Adsorption Mechanism of Lead on Wood/Nano-Manganese Oxide Composite

Abstract

Discharge of untreated industrial wastewater containing heavy metals such as Pb2+ is hazardous to the environment due to their high toxicity. This study reports on the adsorption, desorption, and kinetic study on Pb2+ removal from aqueous solutions using wood/Nano-manganese oxide composite (WB-NMO). The optimum pH, contact time and temperature for adsorption were found to be 5.0, 4 h and 333 K, respectively. Pseudo-second-order kinetics best described the adsorption process with an initial sorption rate of 4.0 mg g min-1, and a half-adsorption time t1/2 of 31.6 min. Best fit for adsorption isotherm was obtained with the Brunauer-Emmett-Teller (BET) model with a maximum adsorption capacity of 213 mg/g for an initial metal concentration of 60 mg/L. Both intra-particle diffusion and film diffusion contribute to the rate-determining step.
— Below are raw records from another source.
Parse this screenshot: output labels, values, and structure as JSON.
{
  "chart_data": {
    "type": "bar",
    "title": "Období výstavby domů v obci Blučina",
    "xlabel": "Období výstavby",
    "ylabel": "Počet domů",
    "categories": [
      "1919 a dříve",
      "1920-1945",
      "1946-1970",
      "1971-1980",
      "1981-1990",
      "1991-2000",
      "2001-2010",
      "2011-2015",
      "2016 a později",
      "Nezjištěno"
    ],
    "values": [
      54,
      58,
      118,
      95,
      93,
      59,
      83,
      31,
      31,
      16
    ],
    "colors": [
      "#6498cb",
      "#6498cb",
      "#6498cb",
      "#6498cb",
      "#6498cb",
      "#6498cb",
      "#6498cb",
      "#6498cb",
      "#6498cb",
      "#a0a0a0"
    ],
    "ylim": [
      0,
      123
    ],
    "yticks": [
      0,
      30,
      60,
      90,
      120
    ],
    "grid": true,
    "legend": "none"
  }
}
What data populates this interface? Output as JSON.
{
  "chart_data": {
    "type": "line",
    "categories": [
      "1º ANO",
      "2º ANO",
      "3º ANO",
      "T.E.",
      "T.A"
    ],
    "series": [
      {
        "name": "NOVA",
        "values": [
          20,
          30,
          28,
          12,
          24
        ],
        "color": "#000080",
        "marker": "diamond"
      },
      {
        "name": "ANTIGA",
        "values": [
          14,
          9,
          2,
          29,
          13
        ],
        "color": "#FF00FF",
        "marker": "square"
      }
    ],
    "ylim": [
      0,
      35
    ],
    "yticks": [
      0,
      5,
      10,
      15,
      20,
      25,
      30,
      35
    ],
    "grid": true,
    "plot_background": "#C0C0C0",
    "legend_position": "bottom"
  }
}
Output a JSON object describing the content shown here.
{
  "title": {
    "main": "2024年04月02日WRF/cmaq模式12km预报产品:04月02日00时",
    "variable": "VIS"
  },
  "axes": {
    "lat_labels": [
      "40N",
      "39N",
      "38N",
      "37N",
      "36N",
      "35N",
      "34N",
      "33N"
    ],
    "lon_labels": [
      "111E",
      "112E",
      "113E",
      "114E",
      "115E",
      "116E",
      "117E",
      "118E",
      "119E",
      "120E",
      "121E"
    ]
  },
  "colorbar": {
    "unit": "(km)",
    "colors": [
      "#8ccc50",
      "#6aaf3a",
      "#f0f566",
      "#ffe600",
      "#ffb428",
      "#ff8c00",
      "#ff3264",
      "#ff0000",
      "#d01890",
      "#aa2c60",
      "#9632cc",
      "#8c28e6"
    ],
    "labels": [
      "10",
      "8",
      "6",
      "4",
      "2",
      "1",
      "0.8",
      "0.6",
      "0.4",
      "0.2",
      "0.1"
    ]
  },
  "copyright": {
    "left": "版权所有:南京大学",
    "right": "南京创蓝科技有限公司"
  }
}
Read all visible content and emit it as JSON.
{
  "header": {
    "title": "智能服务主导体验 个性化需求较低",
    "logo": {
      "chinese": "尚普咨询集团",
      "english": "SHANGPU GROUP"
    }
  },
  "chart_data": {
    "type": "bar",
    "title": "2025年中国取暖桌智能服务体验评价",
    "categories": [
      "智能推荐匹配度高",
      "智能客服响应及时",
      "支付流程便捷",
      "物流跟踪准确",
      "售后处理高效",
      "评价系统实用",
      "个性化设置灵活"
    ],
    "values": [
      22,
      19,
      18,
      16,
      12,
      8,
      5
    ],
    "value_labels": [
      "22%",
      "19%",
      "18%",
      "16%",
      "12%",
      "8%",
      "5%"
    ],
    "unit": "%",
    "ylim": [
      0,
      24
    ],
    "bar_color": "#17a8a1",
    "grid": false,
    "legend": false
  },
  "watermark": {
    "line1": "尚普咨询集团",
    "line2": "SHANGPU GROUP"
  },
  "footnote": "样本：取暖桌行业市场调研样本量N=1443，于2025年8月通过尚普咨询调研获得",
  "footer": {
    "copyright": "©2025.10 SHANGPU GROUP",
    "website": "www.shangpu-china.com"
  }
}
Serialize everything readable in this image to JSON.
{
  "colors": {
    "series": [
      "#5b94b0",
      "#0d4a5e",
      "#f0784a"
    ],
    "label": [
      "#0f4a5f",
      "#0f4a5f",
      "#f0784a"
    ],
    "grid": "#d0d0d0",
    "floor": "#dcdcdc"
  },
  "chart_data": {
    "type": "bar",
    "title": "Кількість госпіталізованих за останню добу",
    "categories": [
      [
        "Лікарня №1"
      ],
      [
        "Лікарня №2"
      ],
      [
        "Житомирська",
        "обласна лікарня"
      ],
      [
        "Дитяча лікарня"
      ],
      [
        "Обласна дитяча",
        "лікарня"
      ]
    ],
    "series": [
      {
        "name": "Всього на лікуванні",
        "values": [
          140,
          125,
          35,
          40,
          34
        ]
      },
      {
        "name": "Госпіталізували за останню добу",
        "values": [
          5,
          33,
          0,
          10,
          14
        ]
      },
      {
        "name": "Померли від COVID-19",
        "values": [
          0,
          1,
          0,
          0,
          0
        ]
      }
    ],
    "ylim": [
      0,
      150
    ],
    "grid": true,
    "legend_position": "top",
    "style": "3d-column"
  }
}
Desorption experiments with 0.5 mol/L HCl, inferred the reusability of the composite. Adsorption experiment of Pb2+ from industrial wastewater confirmed that the prepared WB-NMO is a promising candidate for wastewater treatment. The WB-NMO demonstrated high Pb2+ removal efficiency and is considered as a promising alternative and reusable composite for lead removal from contaminated effluents.